A wodwo, or wodwose, was a wild man of the woods. This was written for Terri Windling and Ellen Datlow’s anthology The Green Man.
“BITTER GROUNDS”
I wrote four short stories in 2002, and this was, I suspect, the best of the lot, although it won no awards. It was written for my friend Nalo Hopkinson’s anthology Mojo: Conjure Stories.
“OTHER PEOPLE”
I don’t remember where I was or when on the day I came up with this little Mobius story. I remember jotting down the idea and the first line, and then wondering if it was original-was I half remembering a story I’d read as a boy, something by Fredric Brown or Henry Kuttner? It felt like someone else’s story, too elegant and edgy and complete an idea, and I was suspicious of it.
A year or so later, bored on a plane, I ran across my note about the story and, having finished the magazine I was reading, I simply wrote it-it was finished before the plane landed. Then I called a handful of knowledgeable friends and read it to them, asking if it seemed familiar, if anyone had read it before. They said no. Normally I write short stories because someone has asked me to write a short story, but for once in my life I had a short story nobody was waiting for. I sent it to Gordon Van Gelder at the Magazine of Fantasy and Science Fiction, and he accepted and retitled it, which was fine by me. (I’d called it “Afterlife.”)

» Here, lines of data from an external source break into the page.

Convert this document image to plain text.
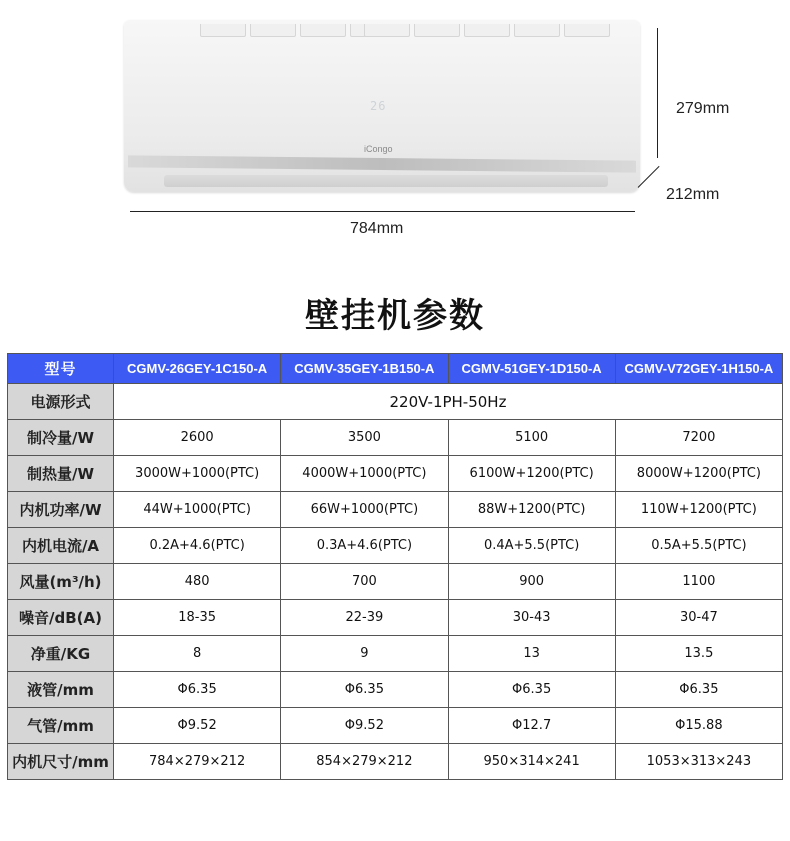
26
iCongo
279mm
212mm
784mm
壁挂机参数
型号	CGMV-26GEY-1C150-A	CGMV-35GEY-1B150-A	CGMV-51GEY-1D150-A	CGMV-V72GEY-1H150-A
电源形式	220V-1PH-50Hz			
制冷量/W	2600	3500	5100	7200
制热量/W	3000W+1000(PTC)	4000W+1000(PTC)	6100W+1200(PTC)	8000W+1200(PTC)
内机功率/W	44W+1000(PTC)	66W+1000(PTC)	88W+1200(PTC)	110W+1200(PTC)
内机电流/A	0.2A+4.6(PTC)	0.3A+4.6(PTC)	0.4A+5.5(PTC)	0.5A+5.5(PTC)
风量(m³/h)	480	700	900	1100
噪音/dB(A)	18-35	22-39	30-43	30-47
净重/KG	8	9	13	13.5
液管/mm	Φ6.35	Φ6.35	Φ6.35	Φ6.35
气管/mm	Φ9.52	Φ9.52	Φ12.7	Φ15.88
内机尺寸/mm	784×279×212	854×279×212	950×314×241	1053×313×243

I do a lot of writing on planes. When I began writing American Gods I wrote a story on a plane to New York that would, I was certain, wind up somewhere in the fabric of the book, but I could never find anywhere in the book it wanted to go. Eventually, when the book was finished and the story wasn’t in it, I made it into a Christmas card and sent it out and forgot about it. A couple of years later Hill House Press, who publish extremely nice limited editions of my books, sent it out to subscribers as a Christmas card of their own.